What Can the Use of Anesthesia Services for Endoscopy in the Veterans Health Administration Teach Us About Appropriate Care?

Author Affiliations
  • 1Leonard Davis Institute of Healthcare Economics, University of Pennsylvania Perelman School of Medicine, Philadelphia
JAMA Intern Med. 2017;177(3):438. doi:10.1001/jamainternmed.2016.8571

Given the current interest in moving from volume to value, there is increasing attention paid to the area of appropriateness of medical care. This has led to the development of campaigns such as Choosing Wisely, which reminds consumers and clinicians to determine whether care has minimal or no value.

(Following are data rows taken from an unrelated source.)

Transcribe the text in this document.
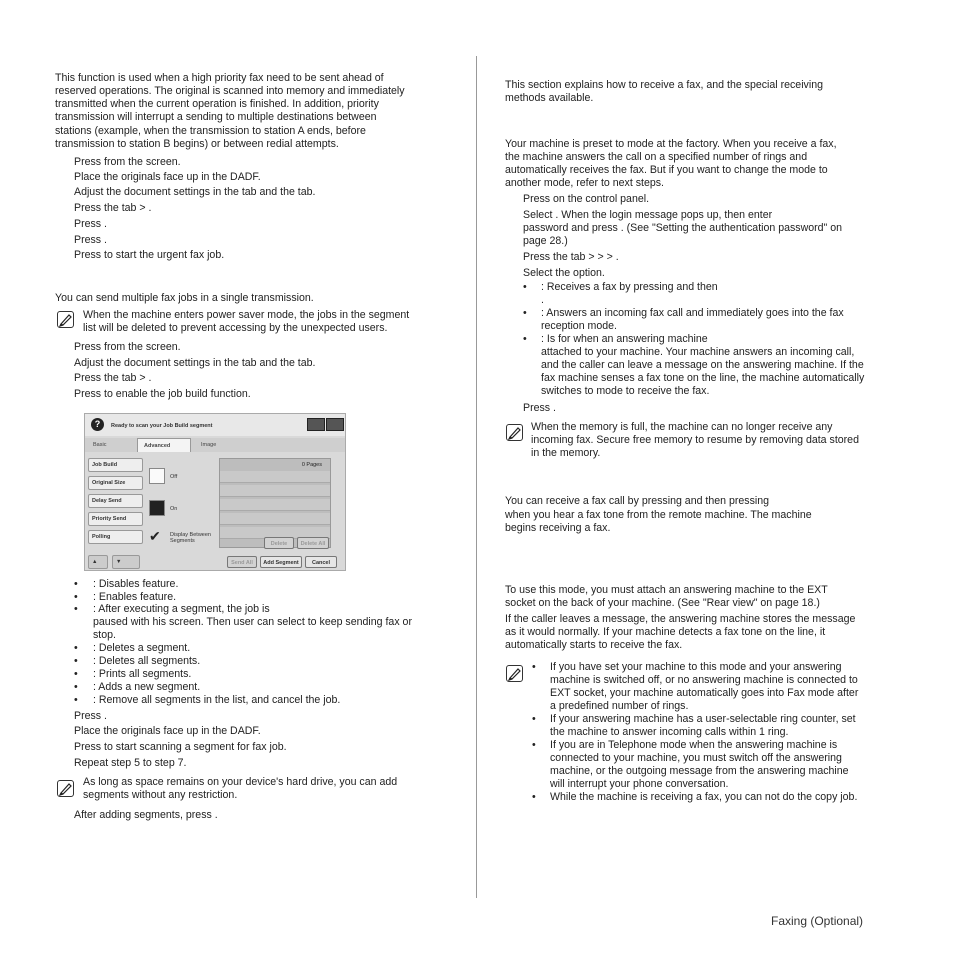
This function is used when a high priority fax need to be sent ahead of
reserved operations. The original is scanned into memory and immediately
transmitted when the current operation is finished. In addition, priority
transmission will interrupt a sending to multiple destinations between
stations (example, when the transmission to station A ends, before
transmission to station B begins) or between redial attempts.
Press from the screen.
Place the originals face up in the DADF.
Adjust the document settings in the tab and the tab.
Press the tab > .
Press .
Press .
Press to start the urgent fax job.
You can send multiple fax jobs in a single transmission.
When the machine enters power saver mode, the jobs in the segment
list will be deleted to prevent accessing by the unexpected users.
Press from the screen.
Adjust the document settings in the tab and the tab.
Press the tab > .
Press to enable the job build function.
?	Ready to scan your Job Build segment
Basic	Advanced	Image
Job Build
Original Size
Delay Send
Priority Send
Polling
▲	▼
Off
On
✔ Display Between Segments
0 Pages
Delete	Delete All
Send All	Add Segment	Cancel
• : Disables feature.
• : Enables feature.
• : After executing a segment, the job is
paused with his screen. Then user can select to keep sending fax or
stop.
• : Deletes a segment.
• : Deletes all segments.
• : Prints all segments.
• : Adds a new segment.
• : Remove all segments in the list, and cancel the job.
Press .
Place the originals face up in the DADF.
Press to start scanning a segment for fax job.
Repeat step 5 to step 7.
As long as space remains on your device's hard drive, you can add
segments without any restriction.
After adding segments, press .
This section explains how to receive a fax, and the special receiving
methods available.
Your machine is preset to mode at the factory. When you receive a fax,
the machine answers the call on a specified number of rings and
automatically receives the fax. But if you want to change the mode to
another mode, refer to next steps.
Press on the control panel.
Select . When the login message pops up, then enter
password and press . (See "Setting the authentication password" on
page 28.)
Press the tab > > > .
Select the option.
• : Receives a fax by pressing and then
.
• : Answers an incoming fax call and immediately goes into the fax
reception mode.
• : Is for when an answering machine
attached to your machine. Your machine answers an incoming call,
and the caller can leave a message on the answering machine. If the
fax machine senses a fax tone on the line, the machine automatically
switches to mode to receive the fax.
Press .
When the memory is full, the machine can no longer receive any
incoming fax. Secure free memory to resume by removing data stored
in the memory.
You can receive a fax call by pressing and then pressing
when you hear a fax tone from the remote machine. The machine
begins receiving a fax.
To use this mode, you must attach an answering machine to the EXT
socket on the back of your machine. (See "Rear view" on page 18.)
If the caller leaves a message, the answering machine stores the message
as it would normally. If your machine detects a fax tone on the line, it
automatically starts to receive the fax.
• If you have set your machine to this mode and your answering
machine is switched off, or no answering machine is connected to
EXT socket, your machine automatically goes into Fax mode after
a predefined number of rings.
• If your answering machine has a user-selectable ring counter, set
the machine to answer incoming calls within 1 ring.
• If you are in Telephone mode when the answering machine is
connected to your machine, you must switch off the answering
machine, or the outgoing message from the answering machine
will interrupt your phone conversation.
• While the machine is receiving a fax, you can not do the copy job.
Faxing (Optional)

Third-party payers, including insurers and the Centers for Medicare and Medicaid Services, have developed alternative payment mechanisms such as bundled payments and accountable care organizations to try to decrease the use of low- or no-value services. The provision of anesthesia services routinely for low-risk patients has been one of the areas in which the value of the service has been questioned.1 In this issue of JAMA Internal Medicine, Adams and colleagues2 report on trends in the use of monitored anesthesia care (MAC) for endoscopy in the Veterans Health Administration (VHA) as a means of further informing this debate. They report an increase in the use of MAC over time in the VHA but find that the overall rate remains low.